Sunday, June 11, 2006

100 Days of Swordsmanship Starts Here

Welcome to 100 Days of Swordsmanship, a blog about learning how to fight with the Chinese straight sword, or Gim (Jian if you're a Mandarin speaker). The gim is a classical weapon seen in many kung fu movies. Chow Yun Fat wields one called the Green Destiny in Crouching Tiger Hidden Dragon, Jet Li has a cool one with a hole in it in Hero, and Zhang Ziyi has one in House of Flying Daggers. It's a one-handed, double-edged sword with a small, stylized guard and sometimes a silk tassle hanging from the end of the pommel. Traditionally the tassle was silk and the blade was layered steel, but today we see more nylon and floppy spring steel because those are cheaper and look cooler when you're practicing for tournaments.

I have recently begun self-directed study of the gim, having been a kung fu enthusiast for many years and having recently learned western fencing. What I began to suspect in my research is that while there are perhaps millions of people who practice using the gim as part of their Tai Chi, I'm not sure there are very many people who actually know how they might fight with it if say, nuclear war or global warming made it necessary to slay our way to the supermarket or protect our dwindling supplies of Chef Boy Ardee from raiders.

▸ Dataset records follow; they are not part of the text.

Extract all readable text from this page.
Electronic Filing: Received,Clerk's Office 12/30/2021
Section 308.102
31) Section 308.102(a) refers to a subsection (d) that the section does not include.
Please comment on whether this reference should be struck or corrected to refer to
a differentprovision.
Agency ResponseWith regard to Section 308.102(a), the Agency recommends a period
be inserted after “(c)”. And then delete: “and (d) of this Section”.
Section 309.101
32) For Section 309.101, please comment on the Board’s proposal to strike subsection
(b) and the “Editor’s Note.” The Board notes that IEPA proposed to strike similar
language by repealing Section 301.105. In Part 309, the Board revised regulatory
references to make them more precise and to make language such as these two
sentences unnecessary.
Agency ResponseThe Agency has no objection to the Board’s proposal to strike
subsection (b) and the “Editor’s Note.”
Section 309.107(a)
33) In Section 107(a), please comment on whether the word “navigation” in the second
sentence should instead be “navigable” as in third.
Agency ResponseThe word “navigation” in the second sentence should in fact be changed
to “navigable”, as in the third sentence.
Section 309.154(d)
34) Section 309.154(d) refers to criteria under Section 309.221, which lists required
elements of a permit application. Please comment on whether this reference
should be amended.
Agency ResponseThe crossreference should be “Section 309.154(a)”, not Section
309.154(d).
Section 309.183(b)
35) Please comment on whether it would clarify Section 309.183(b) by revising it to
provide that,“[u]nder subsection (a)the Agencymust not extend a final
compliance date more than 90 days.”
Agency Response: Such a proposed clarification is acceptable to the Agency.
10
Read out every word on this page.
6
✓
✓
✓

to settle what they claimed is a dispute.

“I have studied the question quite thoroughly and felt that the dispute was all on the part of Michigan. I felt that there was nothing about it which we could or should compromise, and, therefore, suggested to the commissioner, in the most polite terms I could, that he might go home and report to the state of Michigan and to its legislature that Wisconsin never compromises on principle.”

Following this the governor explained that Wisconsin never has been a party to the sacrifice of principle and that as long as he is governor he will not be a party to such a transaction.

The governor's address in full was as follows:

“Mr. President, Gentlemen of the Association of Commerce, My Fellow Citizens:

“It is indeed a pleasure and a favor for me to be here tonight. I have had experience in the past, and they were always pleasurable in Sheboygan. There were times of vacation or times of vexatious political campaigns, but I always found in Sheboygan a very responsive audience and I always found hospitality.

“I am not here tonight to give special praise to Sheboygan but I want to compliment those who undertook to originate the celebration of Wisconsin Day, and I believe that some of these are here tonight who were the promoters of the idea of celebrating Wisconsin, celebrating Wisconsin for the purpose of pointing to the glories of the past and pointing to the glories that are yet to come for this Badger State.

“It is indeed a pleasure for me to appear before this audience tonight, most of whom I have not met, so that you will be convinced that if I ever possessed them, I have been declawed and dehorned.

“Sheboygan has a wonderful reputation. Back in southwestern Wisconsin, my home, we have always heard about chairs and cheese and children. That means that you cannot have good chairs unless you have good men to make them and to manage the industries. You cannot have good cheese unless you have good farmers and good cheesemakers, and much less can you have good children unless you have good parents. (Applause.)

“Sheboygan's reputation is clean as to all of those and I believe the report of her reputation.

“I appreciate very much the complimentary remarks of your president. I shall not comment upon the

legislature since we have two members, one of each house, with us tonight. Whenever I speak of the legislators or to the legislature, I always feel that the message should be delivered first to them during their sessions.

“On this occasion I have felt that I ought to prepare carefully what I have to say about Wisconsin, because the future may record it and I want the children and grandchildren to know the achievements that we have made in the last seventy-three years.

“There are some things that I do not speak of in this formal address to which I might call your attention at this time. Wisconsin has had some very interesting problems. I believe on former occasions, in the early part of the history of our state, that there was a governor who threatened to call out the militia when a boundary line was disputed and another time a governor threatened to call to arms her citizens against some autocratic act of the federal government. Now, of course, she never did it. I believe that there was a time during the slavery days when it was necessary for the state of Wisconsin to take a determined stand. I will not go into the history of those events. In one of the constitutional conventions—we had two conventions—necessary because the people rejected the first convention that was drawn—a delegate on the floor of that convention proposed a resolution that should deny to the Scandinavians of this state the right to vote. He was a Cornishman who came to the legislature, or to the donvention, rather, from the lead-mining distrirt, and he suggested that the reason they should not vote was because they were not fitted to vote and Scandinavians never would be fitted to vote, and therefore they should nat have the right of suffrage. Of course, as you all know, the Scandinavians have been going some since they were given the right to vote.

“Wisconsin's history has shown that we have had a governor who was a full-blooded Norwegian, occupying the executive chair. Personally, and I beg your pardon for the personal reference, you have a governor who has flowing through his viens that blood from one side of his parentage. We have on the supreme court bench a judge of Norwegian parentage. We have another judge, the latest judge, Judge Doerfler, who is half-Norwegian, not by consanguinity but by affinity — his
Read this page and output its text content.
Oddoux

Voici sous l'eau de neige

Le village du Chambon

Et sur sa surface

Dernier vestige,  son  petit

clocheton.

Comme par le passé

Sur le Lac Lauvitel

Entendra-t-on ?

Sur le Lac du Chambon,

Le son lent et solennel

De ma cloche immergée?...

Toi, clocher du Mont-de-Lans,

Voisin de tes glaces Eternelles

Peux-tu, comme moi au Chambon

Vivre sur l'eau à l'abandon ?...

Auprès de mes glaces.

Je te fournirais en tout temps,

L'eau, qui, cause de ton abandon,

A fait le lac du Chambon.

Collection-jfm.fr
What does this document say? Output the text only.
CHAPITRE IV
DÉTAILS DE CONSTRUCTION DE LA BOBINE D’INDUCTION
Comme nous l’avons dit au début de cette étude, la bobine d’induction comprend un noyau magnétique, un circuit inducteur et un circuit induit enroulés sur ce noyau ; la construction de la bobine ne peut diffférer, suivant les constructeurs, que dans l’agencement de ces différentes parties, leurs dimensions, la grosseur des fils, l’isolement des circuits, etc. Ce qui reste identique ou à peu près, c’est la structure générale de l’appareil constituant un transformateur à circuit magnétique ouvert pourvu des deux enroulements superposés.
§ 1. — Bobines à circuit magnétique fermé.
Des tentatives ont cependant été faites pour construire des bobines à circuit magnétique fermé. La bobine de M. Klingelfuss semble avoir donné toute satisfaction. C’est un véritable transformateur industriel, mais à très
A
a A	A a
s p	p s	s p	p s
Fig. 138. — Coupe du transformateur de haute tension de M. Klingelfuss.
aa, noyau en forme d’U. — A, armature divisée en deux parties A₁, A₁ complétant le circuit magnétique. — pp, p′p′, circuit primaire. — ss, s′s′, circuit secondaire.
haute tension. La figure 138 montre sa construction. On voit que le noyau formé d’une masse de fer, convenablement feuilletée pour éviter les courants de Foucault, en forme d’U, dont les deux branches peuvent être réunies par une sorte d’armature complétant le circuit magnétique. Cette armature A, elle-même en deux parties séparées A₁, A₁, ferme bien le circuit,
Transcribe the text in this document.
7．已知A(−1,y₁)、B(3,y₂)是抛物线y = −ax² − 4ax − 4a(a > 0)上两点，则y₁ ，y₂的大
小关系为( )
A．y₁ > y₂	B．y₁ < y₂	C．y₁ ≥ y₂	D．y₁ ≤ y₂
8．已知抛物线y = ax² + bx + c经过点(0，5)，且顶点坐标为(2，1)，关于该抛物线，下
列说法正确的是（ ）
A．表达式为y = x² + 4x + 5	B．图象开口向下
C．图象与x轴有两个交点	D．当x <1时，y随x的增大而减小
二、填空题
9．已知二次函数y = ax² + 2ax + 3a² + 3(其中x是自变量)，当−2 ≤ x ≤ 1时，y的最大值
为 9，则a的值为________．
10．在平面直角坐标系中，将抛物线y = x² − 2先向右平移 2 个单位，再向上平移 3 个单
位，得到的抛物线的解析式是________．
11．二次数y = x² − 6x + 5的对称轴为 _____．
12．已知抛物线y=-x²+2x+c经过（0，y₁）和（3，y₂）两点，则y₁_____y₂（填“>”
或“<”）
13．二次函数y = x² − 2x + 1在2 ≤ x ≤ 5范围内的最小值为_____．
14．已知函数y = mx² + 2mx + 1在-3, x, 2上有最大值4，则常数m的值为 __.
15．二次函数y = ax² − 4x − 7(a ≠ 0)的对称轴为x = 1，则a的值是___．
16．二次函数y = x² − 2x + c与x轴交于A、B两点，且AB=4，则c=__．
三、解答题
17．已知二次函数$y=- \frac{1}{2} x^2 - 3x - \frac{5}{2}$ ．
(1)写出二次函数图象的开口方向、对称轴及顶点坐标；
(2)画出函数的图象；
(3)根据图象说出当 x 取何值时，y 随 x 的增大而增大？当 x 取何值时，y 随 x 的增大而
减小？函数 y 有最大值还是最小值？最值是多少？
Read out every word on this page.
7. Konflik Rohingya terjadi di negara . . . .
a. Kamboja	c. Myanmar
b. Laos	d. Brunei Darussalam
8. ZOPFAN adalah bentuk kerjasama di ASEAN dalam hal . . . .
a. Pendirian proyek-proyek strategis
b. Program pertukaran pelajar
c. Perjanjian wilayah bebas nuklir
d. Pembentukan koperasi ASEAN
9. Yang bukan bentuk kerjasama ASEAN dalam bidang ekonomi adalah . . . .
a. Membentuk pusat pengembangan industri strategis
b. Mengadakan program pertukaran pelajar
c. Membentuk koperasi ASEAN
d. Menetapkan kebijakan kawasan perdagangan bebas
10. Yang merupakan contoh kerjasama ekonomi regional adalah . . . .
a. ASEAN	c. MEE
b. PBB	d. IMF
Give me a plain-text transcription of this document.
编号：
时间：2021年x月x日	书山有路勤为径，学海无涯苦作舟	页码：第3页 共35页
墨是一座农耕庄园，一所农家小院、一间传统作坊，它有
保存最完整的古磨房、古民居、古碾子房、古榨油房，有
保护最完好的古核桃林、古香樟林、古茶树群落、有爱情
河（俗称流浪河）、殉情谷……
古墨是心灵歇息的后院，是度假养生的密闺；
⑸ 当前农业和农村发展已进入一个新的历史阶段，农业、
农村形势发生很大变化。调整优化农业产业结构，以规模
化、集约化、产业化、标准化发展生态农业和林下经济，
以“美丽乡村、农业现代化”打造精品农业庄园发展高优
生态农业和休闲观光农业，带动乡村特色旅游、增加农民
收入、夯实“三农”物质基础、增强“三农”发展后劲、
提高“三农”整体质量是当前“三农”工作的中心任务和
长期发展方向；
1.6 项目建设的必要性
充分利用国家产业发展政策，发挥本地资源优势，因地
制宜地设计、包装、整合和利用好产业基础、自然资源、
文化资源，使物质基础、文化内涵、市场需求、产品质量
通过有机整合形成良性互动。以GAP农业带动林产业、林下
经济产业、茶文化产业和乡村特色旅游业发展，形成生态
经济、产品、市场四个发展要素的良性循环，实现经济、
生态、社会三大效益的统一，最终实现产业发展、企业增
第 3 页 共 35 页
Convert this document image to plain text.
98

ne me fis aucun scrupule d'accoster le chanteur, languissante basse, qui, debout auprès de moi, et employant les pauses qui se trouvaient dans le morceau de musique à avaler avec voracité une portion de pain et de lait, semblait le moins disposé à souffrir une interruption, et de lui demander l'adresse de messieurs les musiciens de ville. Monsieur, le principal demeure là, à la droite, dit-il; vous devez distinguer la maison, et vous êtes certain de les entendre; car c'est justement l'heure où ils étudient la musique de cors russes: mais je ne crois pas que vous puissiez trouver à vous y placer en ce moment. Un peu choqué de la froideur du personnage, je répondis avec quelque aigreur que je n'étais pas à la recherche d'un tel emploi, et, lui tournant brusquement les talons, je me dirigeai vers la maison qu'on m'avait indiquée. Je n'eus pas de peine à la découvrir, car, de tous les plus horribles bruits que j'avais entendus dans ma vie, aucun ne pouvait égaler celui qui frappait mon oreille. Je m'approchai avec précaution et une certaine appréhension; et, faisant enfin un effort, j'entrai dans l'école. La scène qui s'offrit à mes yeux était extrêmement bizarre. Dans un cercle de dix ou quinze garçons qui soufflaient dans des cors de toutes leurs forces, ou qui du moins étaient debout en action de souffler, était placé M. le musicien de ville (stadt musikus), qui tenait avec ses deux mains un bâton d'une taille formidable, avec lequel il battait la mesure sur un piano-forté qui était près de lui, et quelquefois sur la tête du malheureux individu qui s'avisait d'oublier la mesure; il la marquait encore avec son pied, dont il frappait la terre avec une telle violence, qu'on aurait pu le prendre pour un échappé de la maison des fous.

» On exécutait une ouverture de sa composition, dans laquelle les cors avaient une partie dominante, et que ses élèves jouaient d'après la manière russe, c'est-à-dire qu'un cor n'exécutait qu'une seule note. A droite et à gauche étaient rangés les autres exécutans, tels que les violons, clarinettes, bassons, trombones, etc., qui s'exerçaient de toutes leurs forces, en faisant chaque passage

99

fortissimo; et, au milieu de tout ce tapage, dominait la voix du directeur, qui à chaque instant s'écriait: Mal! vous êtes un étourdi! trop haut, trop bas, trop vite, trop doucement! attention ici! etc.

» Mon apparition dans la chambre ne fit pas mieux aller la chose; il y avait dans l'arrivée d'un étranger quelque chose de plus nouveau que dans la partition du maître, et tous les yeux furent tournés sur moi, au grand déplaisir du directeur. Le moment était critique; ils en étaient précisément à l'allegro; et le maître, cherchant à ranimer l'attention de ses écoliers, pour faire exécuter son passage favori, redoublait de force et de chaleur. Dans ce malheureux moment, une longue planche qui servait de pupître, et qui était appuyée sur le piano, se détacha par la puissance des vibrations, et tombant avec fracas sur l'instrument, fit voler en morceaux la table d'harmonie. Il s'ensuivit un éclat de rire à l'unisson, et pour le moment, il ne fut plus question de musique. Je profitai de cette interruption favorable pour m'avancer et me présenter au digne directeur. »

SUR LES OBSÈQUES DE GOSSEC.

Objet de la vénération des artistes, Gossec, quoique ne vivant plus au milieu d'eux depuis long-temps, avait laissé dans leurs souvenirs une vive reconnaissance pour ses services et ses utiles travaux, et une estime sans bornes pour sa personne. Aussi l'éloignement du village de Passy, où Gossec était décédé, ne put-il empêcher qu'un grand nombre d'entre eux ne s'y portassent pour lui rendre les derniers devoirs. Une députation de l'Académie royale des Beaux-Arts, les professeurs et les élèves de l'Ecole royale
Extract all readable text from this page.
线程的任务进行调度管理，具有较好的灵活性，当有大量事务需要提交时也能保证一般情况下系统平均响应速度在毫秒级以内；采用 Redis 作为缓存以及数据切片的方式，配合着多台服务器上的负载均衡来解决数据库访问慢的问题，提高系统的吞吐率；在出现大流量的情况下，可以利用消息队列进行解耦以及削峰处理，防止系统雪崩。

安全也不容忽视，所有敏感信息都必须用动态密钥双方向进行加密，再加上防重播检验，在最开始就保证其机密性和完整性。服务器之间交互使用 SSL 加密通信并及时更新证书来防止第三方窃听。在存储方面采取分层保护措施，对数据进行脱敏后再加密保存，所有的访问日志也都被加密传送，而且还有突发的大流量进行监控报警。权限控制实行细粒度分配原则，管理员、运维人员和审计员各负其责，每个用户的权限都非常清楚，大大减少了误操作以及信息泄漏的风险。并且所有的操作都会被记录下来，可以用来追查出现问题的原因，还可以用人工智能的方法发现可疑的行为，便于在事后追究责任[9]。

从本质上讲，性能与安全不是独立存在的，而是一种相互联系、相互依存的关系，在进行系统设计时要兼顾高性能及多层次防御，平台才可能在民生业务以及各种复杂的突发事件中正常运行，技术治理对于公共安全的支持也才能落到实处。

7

So, as my contribution to the martial arts community and possibly all humanity in the case of nuclear war, I'm going to attempt to build a working knowledge of how to fight with the gim. I will attempt, with the aid of friends and masters willing to attach themselves to what very well may be a hair-brained scheme enough rational, reasonable, and practical content to publish a... something by the end of the summer. Right now it's just a bit before the beginning of summer, so my project is going to be called (as you have already read) 100 Days of Swordsmanship.